Les élections sont un brigandage. L’une des raisons à tout ça est la faim, la précarité socioéconomique des gens. « La faim n’a pas de fidélité. Point. », a souligné Charles Manigat, pragmatique, témoin de bourrage d’urnes aux élections de 1990. Parce que des élections non crédibles ont enfoncé le pays dans des crises politiques, il importe de dire cette vérité, selon lui.
Sarcastique, Charles Manigat, intellectuel, candidat malheureux aux élections de 1990, interpelle le nouveau président du CEP, Pierre-Louis Opont, l’un des panélistes à la 4e table ronde de la Chair Louis Joseph Janvier de l’Université Quisqueya dont le thème "Qui élit nos président ? " a servi de prétexte à une kyrielle d’intellectuels, d’étudiants, de professionnels du droit… pour questionner la Constitution de 1987, le régime politique et cette transition chaotique vers la démocratie depuis 29 ans.
Charles Manigat a aussi interpellé deux anciens Premiers ministres, trois ex-candidats à la présidence, deux membres du CEP ayant organisé la dernière élection présidentielle à témoigner. « Parlez, dites ce que vous avez vécu ».

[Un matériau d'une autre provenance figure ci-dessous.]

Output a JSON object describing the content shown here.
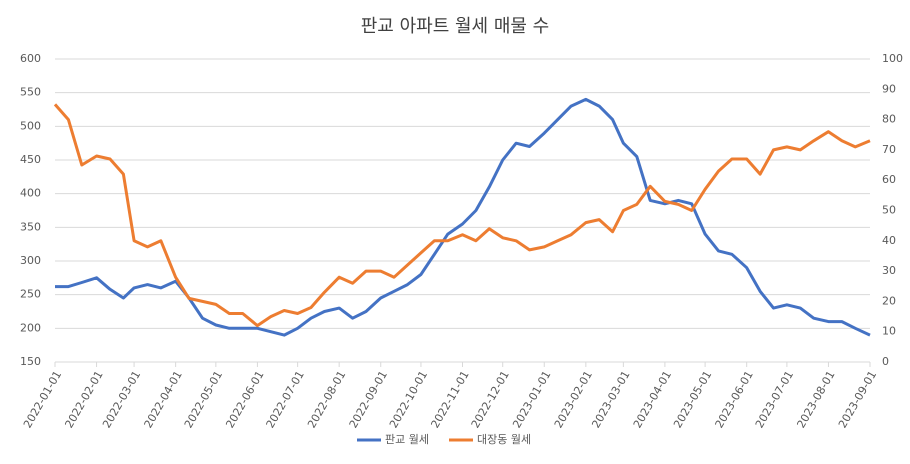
{
  "chart_data": {
    "type": "line",
    "title": "판교 아파트 월세 매물 수",
    "x": [
      "2022-01-01",
      "2022-01-11",
      "2022-01-21",
      "2022-02-01",
      "2022-02-11",
      "2022-02-21",
      "2022-03-01",
      "2022-03-11",
      "2022-03-21",
      "2022-04-01",
      "2022-04-11",
      "2022-04-21",
      "2022-05-01",
      "2022-05-11",
      "2022-05-21",
      "2022-06-01",
      "2022-06-11",
      "2022-06-21",
      "2022-07-01",
      "2022-07-11",
      "2022-07-21",
      "2022-08-01",
      "2022-08-11",
      "2022-08-21",
      "2022-09-01",
      "2022-09-11",
      "2022-09-21",
      "2022-10-01",
      "2022-10-11",
      "2022-10-21",
      "2022-11-01",
      "2022-11-11",
      "2022-11-21",
      "2022-12-01",
      "2022-12-11",
      "2022-12-21",
      "2023-01-01",
      "2023-01-11",
      "2023-01-21",
      "2023-02-01",
      "2023-02-11",
      "2023-02-21",
      "2023-03-01",
      "2023-03-11",
      "2023-03-21",
      "2023-04-01",
      "2023-04-11",
      "2023-04-21",
      "2023-05-01",
      "2023-05-11",
      "2023-05-21",
      "2023-06-01",
      "2023-06-11",
      "2023-06-21",
      "2023-07-01",
      "2023-07-11",
      "2023-07-21",
      "2023-08-01",
      "2023-08-11",
      "2023-08-21",
      "2023-09-01"
    ],
    "series": [
      {
        "name": "판교 월세",
        "color": "#4472c4",
        "axis": "y",
        "values": [
          262,
          262,
          268,
          275,
          258,
          245,
          260,
          265,
          260,
          270,
          245,
          215,
          205,
          200,
          200,
          200,
          195,
          190,
          200,
          215,
          225,
          230,
          215,
          225,
          245,
          255,
          265,
          280,
          310,
          340,
          355,
          375,
          410,
          450,
          475,
          470,
          490,
          510,
          530,
          540,
          530,
          510,
          475,
          455,
          390,
          385,
          390,
          385,
          340,
          315,
          310,
          290,
          255,
          230,
          235,
          230,
          215,
          210,
          210,
          200,
          190
        ]
      },
      {
        "name": "대장동 월세",
        "color": "#ed7d31",
        "axis": "y2",
        "values": [
          85,
          80,
          65,
          68,
          67,
          62,
          40,
          38,
          40,
          28,
          21,
          20,
          19,
          16,
          16,
          12,
          15,
          17,
          16,
          18,
          23,
          28,
          26,
          30,
          30,
          28,
          32,
          36,
          40,
          40,
          42,
          40,
          44,
          41,
          40,
          37,
          38,
          40,
          42,
          46,
          47,
          43,
          50,
          52,
          58,
          53,
          52,
          50,
          57,
          63,
          67,
          67,
          62,
          70,
          71,
          70,
          73,
          76,
          73,
          71,
          73
        ]
      }
    ],
    "ylim": [
      150,
      600
    ],
    "yticks": [
      150,
      200,
      250,
      300,
      350,
      400,
      450,
      500,
      550,
      600
    ],
    "y2lim": [
      0,
      100
    ],
    "y2ticks": [
      0,
      10,
      20,
      30,
      40,
      50,
      60,
      70,
      80,
      90,
      100
    ],
    "xlim": [
      "2022-01-01",
      "2023-09-01"
    ],
    "xticks": [
      "2022-01-01",
      "2022-02-01",
      "2022-03-01",
      "2022-04-01",
      "2022-05-01",
      "2022-06-01",
      "2022-07-01",
      "2022-08-01",
      "2022-09-01",
      "2022-10-01",
      "2022-11-01",
      "2022-12-01",
      "2023-01-01",
      "2023-02-01",
      "2023-03-01",
      "2023-04-01",
      "2023-05-01",
      "2023-06-01",
      "2023-07-01",
      "2023-08-01",
      "2023-09-01"
    ],
    "grid": true,
    "legend": "bottom"
  }
}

Jamais trop tard pour révéler
Laconique, et non sans un certain humour, Pierre-Louis Opont a répondu qu’il est au CEP parce que Charles Manigat a décidé de voter aux prochaines élections au bout de la vague de déballages sur la communauté internationale dont les représentants sont mouillés jusqu’à l’os dans des combines et autres fraudes électorales pour imposer leurs quatre volontés. L’ex-Premier ministre Jacques Edouard Alexis, du lieu de chef de campagne de René Préval, est revenu sur la disparition de 10 % des bulletins de vote lors des élections de 2006 dans une stratégie d’acteurs de la communauté internationale, qui, à l’époque, avaient tout fait pour que se tienne un second tour entre René Préval et Leslie Manigat, a témoigné Jacques-Edouard Alexis, sous les yeux de Mirlande Manigat, coordonnatrice de la Chaire Louis-Joseph Janvier. « Ce sont des responsables de l’international qui ont envoyé les urnes remplies, non décomptées, à la décharge Truitier », a enchaîné Jacques-Edouard Alexis, qui dénonce les alliances entre des éléments de la communauté internationale parfois avec des nantis d’Haïti « pour décider qui dirige Haïti ».
« On refuse le vote populaire », a pesté Jacques-Edouard Alexis, croyant que « nous avons un devoir de maison à faire ». Ce devoir, selon l’ex-Premier ministre, ce sont les sanctions contre des chefs d’ici. L’ex-chef du gouvernement, dans la foulée, a appelé à mettre l’international à sa place. La loi haïtienne permet de déclarer des gens persona non grata. Il faut utiliser cette mesure, a conseillé Jacques-Edouard Alexis, qui a invité à cette table ronde Jude Célestin, son tombeur pendant la course à la candidature de Inite à la présidence en 2010. Jude Célestin, élégant, comme tout droit sorti d’un magazine de mode, a mis en avant la particularité de cette table ronde qui rassemble trois ex-candidats à la présidence. Sobre, disert, efficace, Jude Célestin, que la blague donnait pour muet, a prouvé qu’il peut et sait parler en public. L’ancien poulain de René Préval est dans l‘autocritique. « On accuse le CEP, nous oublions de nous accuser nous-mêmes », a-t-il dit, visiblement content que la vérité sur les dernières élections soit publique, même si c’est après plusieurs années. Evincé de la course à la présidence par des représentants de la communauté internationale au profit de Michel Martelly, Jude Célestin n’est pas revenu sur les pressions exercées sur René Préval par Edmond Mulet, entre autres représentants du Core Group.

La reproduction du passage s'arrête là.